Harper Lee had one good book in her, but it’s sold millions. To Kill a Mockingbird has sold 30 million copies since it was first published in 1963. The book still sells a million a year, taught at all levels of school and beloved by fans so ardent that Harper calls them “Birdies.”

Despite working on another novel for years after her only finished book, Lee never published another novel. Magazine articles she wrote seemed forced in the years afterward, according to her biographer Charles J. Shields. It was as if she was funny and honest when she was certain nobody was reading her, Shields said on The Bob Edwards Show this morning on XM Radio. Edwards interviewed him on the release of Shields’ book Mockingbird, a Portrait of Harper Lee.

Then there was a second novel attempt, according to what Shields was able to sleuth out in Alabama. But that manuscript “was stolen, according to her sister. It seems an excuse on a level with ‘the dog ate it,’ ” he quipped during the interview.

Lee is a notorious recluse, appearing just once a year at the Alabama state capitol to congratulate the winner of the To Kill a Mockingbird essay contest. Now she’s bringing her prose back to the magazine pages with an essay about reading habits, scheduled for Oprah’s magazine this summer.

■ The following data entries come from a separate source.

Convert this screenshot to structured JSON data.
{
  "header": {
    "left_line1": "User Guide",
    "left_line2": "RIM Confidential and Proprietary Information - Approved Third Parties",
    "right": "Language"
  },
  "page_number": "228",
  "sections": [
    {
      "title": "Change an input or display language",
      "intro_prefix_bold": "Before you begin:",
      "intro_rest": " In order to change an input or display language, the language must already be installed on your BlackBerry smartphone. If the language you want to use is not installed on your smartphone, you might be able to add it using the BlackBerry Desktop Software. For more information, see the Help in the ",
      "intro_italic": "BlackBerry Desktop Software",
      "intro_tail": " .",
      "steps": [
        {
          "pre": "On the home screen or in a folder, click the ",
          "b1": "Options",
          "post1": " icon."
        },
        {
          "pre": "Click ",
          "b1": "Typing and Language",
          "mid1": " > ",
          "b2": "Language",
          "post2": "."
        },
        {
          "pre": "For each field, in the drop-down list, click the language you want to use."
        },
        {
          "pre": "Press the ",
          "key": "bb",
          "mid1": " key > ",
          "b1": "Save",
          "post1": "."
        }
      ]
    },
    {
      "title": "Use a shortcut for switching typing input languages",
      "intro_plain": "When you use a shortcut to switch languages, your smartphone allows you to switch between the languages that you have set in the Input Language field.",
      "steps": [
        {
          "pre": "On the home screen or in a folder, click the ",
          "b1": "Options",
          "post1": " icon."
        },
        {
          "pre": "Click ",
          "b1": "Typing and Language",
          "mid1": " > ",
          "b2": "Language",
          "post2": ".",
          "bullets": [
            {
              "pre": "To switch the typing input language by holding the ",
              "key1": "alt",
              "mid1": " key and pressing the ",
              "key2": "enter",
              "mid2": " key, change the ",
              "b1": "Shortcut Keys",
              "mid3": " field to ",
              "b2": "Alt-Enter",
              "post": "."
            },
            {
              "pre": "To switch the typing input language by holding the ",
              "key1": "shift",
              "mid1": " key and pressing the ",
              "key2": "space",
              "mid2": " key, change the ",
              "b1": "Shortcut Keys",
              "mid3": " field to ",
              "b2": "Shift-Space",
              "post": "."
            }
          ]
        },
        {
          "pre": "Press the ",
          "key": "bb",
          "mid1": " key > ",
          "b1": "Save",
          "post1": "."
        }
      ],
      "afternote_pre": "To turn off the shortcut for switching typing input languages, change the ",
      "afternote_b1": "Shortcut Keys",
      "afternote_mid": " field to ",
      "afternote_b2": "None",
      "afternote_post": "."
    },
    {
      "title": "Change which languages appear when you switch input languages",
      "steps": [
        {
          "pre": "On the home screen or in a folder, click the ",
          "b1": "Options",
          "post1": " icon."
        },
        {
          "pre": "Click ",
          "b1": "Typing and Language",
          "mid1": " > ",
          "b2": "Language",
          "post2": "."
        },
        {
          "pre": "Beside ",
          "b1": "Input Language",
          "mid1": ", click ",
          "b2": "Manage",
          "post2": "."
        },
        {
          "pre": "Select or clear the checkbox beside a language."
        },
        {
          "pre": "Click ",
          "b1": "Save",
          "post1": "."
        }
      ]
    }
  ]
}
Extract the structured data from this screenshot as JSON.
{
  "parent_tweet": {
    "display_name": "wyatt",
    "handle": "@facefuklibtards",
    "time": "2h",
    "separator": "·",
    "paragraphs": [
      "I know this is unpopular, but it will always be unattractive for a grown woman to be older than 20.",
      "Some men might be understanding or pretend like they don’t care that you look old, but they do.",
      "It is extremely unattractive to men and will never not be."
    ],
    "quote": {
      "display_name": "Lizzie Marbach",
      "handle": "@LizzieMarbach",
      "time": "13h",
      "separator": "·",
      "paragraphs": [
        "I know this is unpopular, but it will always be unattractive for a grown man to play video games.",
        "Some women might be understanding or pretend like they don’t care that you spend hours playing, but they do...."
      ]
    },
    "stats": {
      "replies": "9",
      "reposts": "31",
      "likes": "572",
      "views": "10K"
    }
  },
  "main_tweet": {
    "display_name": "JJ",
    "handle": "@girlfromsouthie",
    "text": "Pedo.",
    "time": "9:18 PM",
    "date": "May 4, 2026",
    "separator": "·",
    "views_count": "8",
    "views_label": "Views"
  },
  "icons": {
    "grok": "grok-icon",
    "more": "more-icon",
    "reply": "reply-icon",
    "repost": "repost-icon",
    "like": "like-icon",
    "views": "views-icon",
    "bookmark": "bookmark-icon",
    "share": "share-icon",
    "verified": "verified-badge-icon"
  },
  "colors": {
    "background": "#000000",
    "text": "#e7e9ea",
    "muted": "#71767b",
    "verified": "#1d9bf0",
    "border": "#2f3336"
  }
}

Lee has referenced her memoirs several times in correspondence. Her biographer said he hopes she has at least that book left in her, since she’s a dedicated letter writer. Seeing her friend Truman Capote descend into drugs and disillusion after publishing In Cold Blood spooked her, apparently. Be careful of being published. It can change your writing, if the mother of “Mockingbird” is any measure.